1. Sieht der Senat im Hinblick auf die Einführung eines Unternehmensstrafrechts gesetzgeberischen Handlungsbedarf? Wenn ja, welchen und wie wird sich der Senat ggf. dafür einsetzen? Wenn nein, warum nicht?

Die Diskussion um die Einführung einer Unternehmensstrafbarkeit in das deutsche Recht wird seit Jahren in Rechtspolitik und Wissenschaft kontrovers geführt. Einigkeit besteht jedoch darüber, dass internationale und supranationale Regelungen die Einführung einer strafrechtlichen Unternehmenssanktionierung in Deutschland nicht gebieten.

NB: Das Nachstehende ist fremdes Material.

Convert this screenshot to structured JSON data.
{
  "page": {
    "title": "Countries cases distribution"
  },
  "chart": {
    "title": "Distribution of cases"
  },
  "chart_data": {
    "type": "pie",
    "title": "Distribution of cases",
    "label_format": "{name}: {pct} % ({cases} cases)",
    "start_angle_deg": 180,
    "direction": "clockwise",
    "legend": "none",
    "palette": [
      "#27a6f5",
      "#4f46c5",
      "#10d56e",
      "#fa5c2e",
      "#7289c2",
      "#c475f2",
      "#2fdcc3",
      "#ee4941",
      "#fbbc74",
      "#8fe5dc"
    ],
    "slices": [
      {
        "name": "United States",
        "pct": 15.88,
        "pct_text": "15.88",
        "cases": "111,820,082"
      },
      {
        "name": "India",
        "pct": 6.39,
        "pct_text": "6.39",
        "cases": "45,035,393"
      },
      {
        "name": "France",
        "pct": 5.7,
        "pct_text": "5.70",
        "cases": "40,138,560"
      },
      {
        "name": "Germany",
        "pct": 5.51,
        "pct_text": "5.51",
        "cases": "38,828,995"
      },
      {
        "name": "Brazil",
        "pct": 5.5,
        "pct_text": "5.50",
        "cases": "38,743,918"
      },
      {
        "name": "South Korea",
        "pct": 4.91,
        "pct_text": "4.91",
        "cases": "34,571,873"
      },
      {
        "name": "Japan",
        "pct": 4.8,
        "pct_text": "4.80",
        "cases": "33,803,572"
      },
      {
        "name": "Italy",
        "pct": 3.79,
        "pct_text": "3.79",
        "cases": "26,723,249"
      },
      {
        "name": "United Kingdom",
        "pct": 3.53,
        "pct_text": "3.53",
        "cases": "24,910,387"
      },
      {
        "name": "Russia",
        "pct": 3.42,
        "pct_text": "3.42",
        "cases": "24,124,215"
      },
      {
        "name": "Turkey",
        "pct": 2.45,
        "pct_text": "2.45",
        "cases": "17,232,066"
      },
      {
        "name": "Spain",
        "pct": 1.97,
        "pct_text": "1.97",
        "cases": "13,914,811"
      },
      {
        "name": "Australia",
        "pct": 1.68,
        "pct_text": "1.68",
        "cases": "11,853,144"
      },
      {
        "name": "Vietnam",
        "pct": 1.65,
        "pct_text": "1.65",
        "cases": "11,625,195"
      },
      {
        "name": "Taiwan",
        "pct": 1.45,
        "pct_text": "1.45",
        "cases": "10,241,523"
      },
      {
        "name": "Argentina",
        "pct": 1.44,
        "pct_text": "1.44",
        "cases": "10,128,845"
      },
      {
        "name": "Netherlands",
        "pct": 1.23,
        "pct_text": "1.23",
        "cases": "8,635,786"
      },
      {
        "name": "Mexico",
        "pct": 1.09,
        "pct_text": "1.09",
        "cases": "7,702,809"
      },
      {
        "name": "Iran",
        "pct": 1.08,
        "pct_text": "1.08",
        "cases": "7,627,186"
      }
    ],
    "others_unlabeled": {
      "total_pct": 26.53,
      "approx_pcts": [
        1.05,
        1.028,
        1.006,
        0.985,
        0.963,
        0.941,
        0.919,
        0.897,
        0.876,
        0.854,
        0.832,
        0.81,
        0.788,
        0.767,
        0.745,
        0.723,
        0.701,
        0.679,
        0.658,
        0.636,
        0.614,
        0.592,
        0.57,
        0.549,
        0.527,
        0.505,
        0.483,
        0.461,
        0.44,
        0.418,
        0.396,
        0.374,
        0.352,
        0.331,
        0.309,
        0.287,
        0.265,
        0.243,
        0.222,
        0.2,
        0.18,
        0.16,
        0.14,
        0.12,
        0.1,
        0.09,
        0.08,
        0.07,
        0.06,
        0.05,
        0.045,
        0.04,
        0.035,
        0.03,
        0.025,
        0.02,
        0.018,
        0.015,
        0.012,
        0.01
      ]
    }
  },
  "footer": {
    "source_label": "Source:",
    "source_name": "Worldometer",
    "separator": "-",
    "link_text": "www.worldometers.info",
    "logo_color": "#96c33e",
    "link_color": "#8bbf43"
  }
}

Der Ministerrat des Europarates hat am 20. Oktober 1988 zwar eine Empfehlung über die Verantwortlichkeit von Unternehmen für Straftaten angenommen (Nummer R [88] 18), in der Grundsätze über die Verantwortlichkeit von Unternehmen und Sanktionsmöglichkeiten aufgezeigt werden. In der Empfehlung wird die Bedeutung von Sanktionsmöglichkeiten gegen Unternehmen hervorgehoben. Gleichzeitig wird jedoch darauf hingewiesen, dass eine strafrechtliche Verantwortlichkeit nicht der einzige Weg ist, dieses Ziel zu erreichen. Einerseits wird zu bedenken gegeben, strafrechtliche Verantwortlichkeit und Sanktionen gegen Unternehmen vorzusehen, wo die Art der Straftat, der Grad des Verschuldens auf der Seite des Unternehmens, die Folgen für die Gesellschaft und die Notwendigkeit der Verhinderung weiterer Straftaten dies erfordern.Andererseits wird auch auf das deusche Modell mit einem anderen System von Verantwortlichkeit und von Sanktionierung hingewiesen.

Der Vergleich mit dem anglo-amerikanischen Rechtskreis, in dem strafrechtliche Sanktionen gegen Unternehmen verhängt werden können, ist nicht ohne weiteres tragfähig.